Start simple (Docker + Docker Compose), add complexity only when needed (Kubernetes), and always measure what matters (latency, cost, user satisfaction).

Now go deploy that AI app. The world is waiting.

Frequently Asked Questions

Do I really need Docker for AI apps?

Yes for production. AI apps depend on specific Python, CUDA, and library versions that conflict on shared servers. Docker isolates the dependency tree and gives you reproducible deploys.

What’s the smallest production stack I can use?

A single VPS with Docker Compose, Caddy as reverse proxy and TLS, plus your app and a Postgres or Redis container. That setup handles thousands of daily users on a $20/month box.

How do I deploy LLM apps with zero downtime?

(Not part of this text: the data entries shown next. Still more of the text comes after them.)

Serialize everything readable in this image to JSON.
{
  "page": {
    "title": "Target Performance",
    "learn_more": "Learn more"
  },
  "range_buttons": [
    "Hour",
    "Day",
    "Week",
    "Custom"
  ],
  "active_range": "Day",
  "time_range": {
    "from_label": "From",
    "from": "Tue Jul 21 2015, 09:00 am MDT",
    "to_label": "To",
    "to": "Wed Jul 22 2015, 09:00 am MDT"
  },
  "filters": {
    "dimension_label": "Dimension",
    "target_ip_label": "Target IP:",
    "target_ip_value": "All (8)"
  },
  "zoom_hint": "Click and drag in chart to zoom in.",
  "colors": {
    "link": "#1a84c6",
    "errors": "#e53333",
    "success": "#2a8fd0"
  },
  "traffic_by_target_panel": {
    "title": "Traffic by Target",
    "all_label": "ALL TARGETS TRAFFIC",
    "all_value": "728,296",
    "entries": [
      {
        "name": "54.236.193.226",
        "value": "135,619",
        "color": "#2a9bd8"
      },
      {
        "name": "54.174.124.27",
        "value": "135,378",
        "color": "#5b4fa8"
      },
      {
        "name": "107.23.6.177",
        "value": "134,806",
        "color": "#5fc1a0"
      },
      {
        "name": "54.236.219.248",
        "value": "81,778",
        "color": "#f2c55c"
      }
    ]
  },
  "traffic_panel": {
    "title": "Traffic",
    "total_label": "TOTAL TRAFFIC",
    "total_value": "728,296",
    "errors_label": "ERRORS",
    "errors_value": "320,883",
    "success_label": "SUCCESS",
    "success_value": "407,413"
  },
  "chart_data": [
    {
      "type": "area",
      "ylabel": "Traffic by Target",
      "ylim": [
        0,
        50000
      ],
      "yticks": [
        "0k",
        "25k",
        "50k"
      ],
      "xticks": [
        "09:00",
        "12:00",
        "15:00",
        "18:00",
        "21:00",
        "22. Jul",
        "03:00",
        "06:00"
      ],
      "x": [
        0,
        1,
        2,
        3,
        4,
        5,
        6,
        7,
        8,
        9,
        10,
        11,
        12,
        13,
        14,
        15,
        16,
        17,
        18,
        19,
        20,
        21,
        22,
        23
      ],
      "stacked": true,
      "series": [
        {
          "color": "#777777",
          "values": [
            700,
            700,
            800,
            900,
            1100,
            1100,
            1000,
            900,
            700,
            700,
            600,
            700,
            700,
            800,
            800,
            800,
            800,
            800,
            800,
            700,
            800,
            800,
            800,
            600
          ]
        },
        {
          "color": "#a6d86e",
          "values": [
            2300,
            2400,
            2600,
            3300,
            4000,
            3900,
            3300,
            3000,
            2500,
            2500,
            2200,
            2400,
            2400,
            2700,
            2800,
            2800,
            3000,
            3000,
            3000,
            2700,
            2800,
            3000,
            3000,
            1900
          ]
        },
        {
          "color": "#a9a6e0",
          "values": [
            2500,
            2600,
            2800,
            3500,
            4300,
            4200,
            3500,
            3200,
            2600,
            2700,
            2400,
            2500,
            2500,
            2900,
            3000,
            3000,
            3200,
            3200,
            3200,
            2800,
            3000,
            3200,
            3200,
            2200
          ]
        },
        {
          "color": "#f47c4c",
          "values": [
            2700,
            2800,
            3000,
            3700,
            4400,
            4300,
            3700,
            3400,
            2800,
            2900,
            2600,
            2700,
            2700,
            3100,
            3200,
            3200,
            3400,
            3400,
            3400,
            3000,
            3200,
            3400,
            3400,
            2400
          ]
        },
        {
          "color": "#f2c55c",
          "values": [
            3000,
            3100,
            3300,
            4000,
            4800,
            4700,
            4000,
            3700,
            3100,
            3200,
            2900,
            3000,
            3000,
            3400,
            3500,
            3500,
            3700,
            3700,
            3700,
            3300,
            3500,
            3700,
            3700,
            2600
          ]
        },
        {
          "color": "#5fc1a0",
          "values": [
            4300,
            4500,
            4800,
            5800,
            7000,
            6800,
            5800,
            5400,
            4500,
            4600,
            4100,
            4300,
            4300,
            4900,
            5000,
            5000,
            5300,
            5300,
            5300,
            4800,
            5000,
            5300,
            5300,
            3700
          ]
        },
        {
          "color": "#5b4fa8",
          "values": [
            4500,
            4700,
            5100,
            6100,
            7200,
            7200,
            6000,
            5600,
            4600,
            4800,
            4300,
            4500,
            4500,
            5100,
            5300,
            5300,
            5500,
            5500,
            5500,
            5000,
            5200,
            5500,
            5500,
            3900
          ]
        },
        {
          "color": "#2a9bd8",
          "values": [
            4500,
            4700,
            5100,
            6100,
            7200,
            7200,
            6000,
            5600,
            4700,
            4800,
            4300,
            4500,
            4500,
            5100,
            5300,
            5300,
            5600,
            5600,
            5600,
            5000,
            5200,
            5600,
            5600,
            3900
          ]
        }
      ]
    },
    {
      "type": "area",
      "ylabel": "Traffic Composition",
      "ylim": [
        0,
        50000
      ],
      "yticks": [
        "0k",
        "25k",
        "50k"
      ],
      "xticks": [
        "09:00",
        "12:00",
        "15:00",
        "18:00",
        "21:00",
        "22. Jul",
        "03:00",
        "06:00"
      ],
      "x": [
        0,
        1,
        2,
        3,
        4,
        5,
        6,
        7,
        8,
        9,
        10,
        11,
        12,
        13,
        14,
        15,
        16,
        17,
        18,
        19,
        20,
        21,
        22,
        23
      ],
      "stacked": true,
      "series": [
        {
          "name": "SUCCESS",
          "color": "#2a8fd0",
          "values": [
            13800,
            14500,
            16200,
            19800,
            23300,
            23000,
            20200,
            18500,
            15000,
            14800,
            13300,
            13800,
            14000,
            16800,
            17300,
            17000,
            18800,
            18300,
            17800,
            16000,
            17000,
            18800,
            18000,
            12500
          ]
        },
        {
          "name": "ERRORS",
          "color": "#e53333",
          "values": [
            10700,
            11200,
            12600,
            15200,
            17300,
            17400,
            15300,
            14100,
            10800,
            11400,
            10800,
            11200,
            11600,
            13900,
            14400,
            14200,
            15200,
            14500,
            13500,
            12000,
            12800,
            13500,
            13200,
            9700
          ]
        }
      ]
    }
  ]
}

Run two containers behind Caddy, swap traffic with a config reload, then drain the old one. Most teams use Docker Compose plus a deploy script; Kubernetes is overkill for under 5 services.

What about GPU workloads?

Use the NVIDIA Container Toolkit to expose GPUs to Docker. For inference at scale, hosted endpoints (Replicate, Fireworks, Together) are usually cheaper than running your own GPUs.

How do I handle secrets like API keys?

Store them in an .env file outside the image and mount at runtime. Never bake secrets into the image. For larger setups, use Doppler, AWS Secrets Manager, or 1Password CLI.